Sunday, August 03, 2008

Sideways Jeanie

Sunday leftover day.

The weekend's for catching up, so here is the second week of Jedanies I didn't get around to last thursday. Some of these are sideways, so for those of you reading these on your iPod - just turn it around. For the oldfashioned computer guys - maybe downlaod them first?

I have installed a RSS feed. I don't use it myself, so if there is anything wrong, pease tell me and I'll try and find the right settings. But I think I have and it does work.









To give you a little bit extra, I am adding another newspaper ad that seems to have been drawn by Fox. Or is it by Browne? I can't tell anymore. It's from 1950, so Dik Browne may be a better guess. Still, if you click on the Gill Fox tag and compare it to the Boy's Life page I posted early on, the resemblance is uncanny.

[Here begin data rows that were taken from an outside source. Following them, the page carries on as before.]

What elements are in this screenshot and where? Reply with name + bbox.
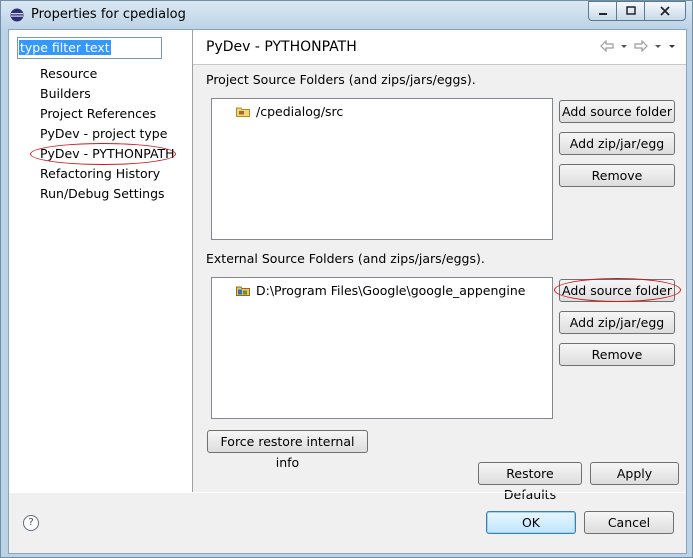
window-title: Properties for cpedialog [31,7,186,22]
source-folder-icon [236,107,250,117]
external-remove-button[interactable]: Remove [559,343,675,366]
view-menu-icon[interactable] [668,40,676,52]
forward-dropdown-icon[interactable] [654,40,662,52]
back-arrow-icon[interactable] [600,40,614,52]
property-page-tree: type filter text Resource Builders Proje… [9,30,193,492]
property-page: PyDev - PYTHONPATH Project Source Folder… [193,30,686,502]
sidebar-item-run-debug-settings[interactable]: Run/Debug Settings [40,185,165,203]
properties-dialog: Properties for cpedialog type filter tex… [0,0,693,558]
page-title: PyDev - PYTHONPATH [206,39,357,55]
list-item[interactable]: D:\Program Files\Google\google_appengine [236,282,525,300]
apply-button[interactable]: Apply [590,462,679,485]
ok-button[interactable]: OK [486,511,576,534]
restore-defaults-button[interactable]: Restore Defaults [478,462,582,502]
folder-path: /cpedialog/src [256,104,344,119]
project-source-folders-label: Project Source Folders (and zips/jars/eg… [206,72,476,87]
eclipse-icon [10,8,24,22]
external-source-folders-label: External Source Folders (and zips/jars/e… [206,251,485,266]
dialog-button-bar: ? OK Cancel [9,492,686,554]
sidebar-item-pydev-project-type[interactable]: PyDev - project type [40,125,167,143]
highlight-oval [554,278,681,302]
filter-text: type filter text [19,40,111,55]
maximize-icon [625,6,636,15]
external-add-zip-jar-egg-button[interactable]: Add zip/jar/egg [559,311,675,334]
library-folder-icon [236,286,250,296]
list-item[interactable]: /cpedialog/src [236,103,343,121]
minimize-button[interactable] [588,1,617,21]
help-icon[interactable]: ? [23,515,39,531]
sidebar-item-refactoring-history[interactable]: Refactoring History [40,165,160,183]
history-nav [600,40,676,52]
project-remove-button[interactable]: Remove [559,164,675,187]
minimize-icon [598,13,607,15]
folder-path: D:\Program Files\Google\google_appengine [256,283,526,298]
forward-arrow-icon[interactable] [634,40,648,52]
sidebar-item-resource[interactable]: Resource [40,65,97,83]
sidebar-item-project-references[interactable]: Project References [40,105,156,123]
close-icon [660,6,670,16]
sidebar-item-builders[interactable]: Builders [40,85,91,103]
title-bar[interactable]: Properties for cpedialog [1,1,692,29]
caption-buttons [588,1,686,21]
external-source-folders-list[interactable]: D:\Program Files\Google\google_appengine [211,277,553,419]
cancel-button[interactable]: Cancel [584,511,674,534]
close-button[interactable] [644,1,686,21]
project-add-source-folder-button[interactable]: Add source folder [559,100,675,123]
back-dropdown-icon[interactable] [620,40,628,52]
project-source-folders-list[interactable]: /cpedialog/src [211,98,553,240]
page-header: PyDev - PYTHONPATH [193,30,686,65]
filter-input[interactable]: type filter text [17,37,162,59]
highlight-oval [30,143,176,165]
force-restore-button[interactable]: Force restore internal info [207,430,368,470]
dialog-client-area: type filter text Resource Builders Proje… [8,29,687,554]
project-add-zip-jar-egg-button[interactable]: Add zip/jar/egg [559,132,675,155]
maximize-button[interactable] [616,1,645,21]
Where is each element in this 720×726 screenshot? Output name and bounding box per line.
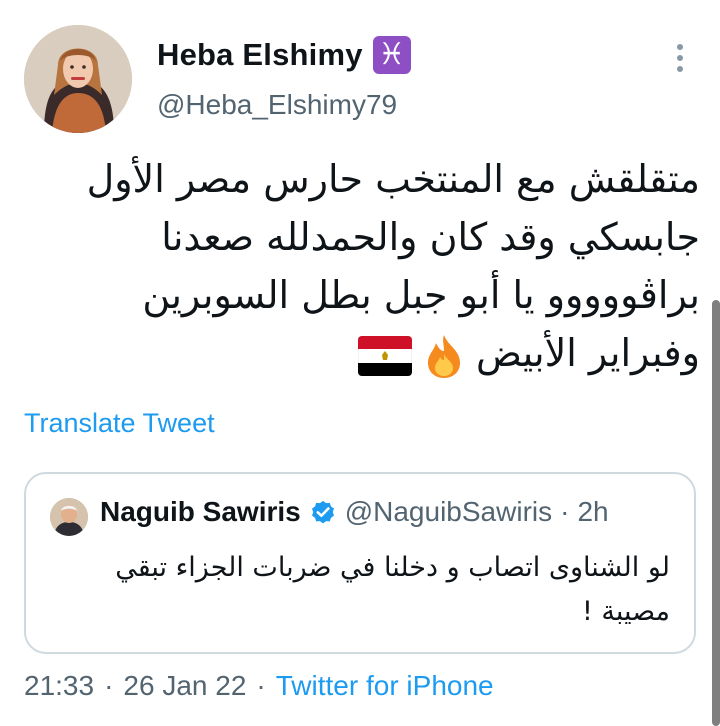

To complicate things further, I have added another ad, which seems to be by Browne as well. This is the sort of ads that got him the Hi and Lois strip, when both Mort Walker and Sylain Beck spotted Browne's work at different places... three years earlier, because this sample is from 1957. So maybe it isn't by Browne (who was at that point not only doing the daily Hi and Lois, but also the Sunday) but by someone imitating his style.

2 comments:

Dave Tackett said...

You are right, it is incredibly difficult to tell Fox's and Browne's ad art apart. I would guess this is Browne for the very unscientific reason that the noses look more typically Browne, but that's just grasping at straws.

Ger Apeldoorn said...

Yeah, but then the noses and open mouths on the females seem to have been lifted from Young and Haenigson's work, a trick that was picked up by more than one artist. The man's face and the rabbit don't look a lot like Browne's work, but this was early on in his career at Johnstone and Cushing... so my guess would be Browne, too.

I have added a 'real' Browne ad from a couple of years later, to show the difference.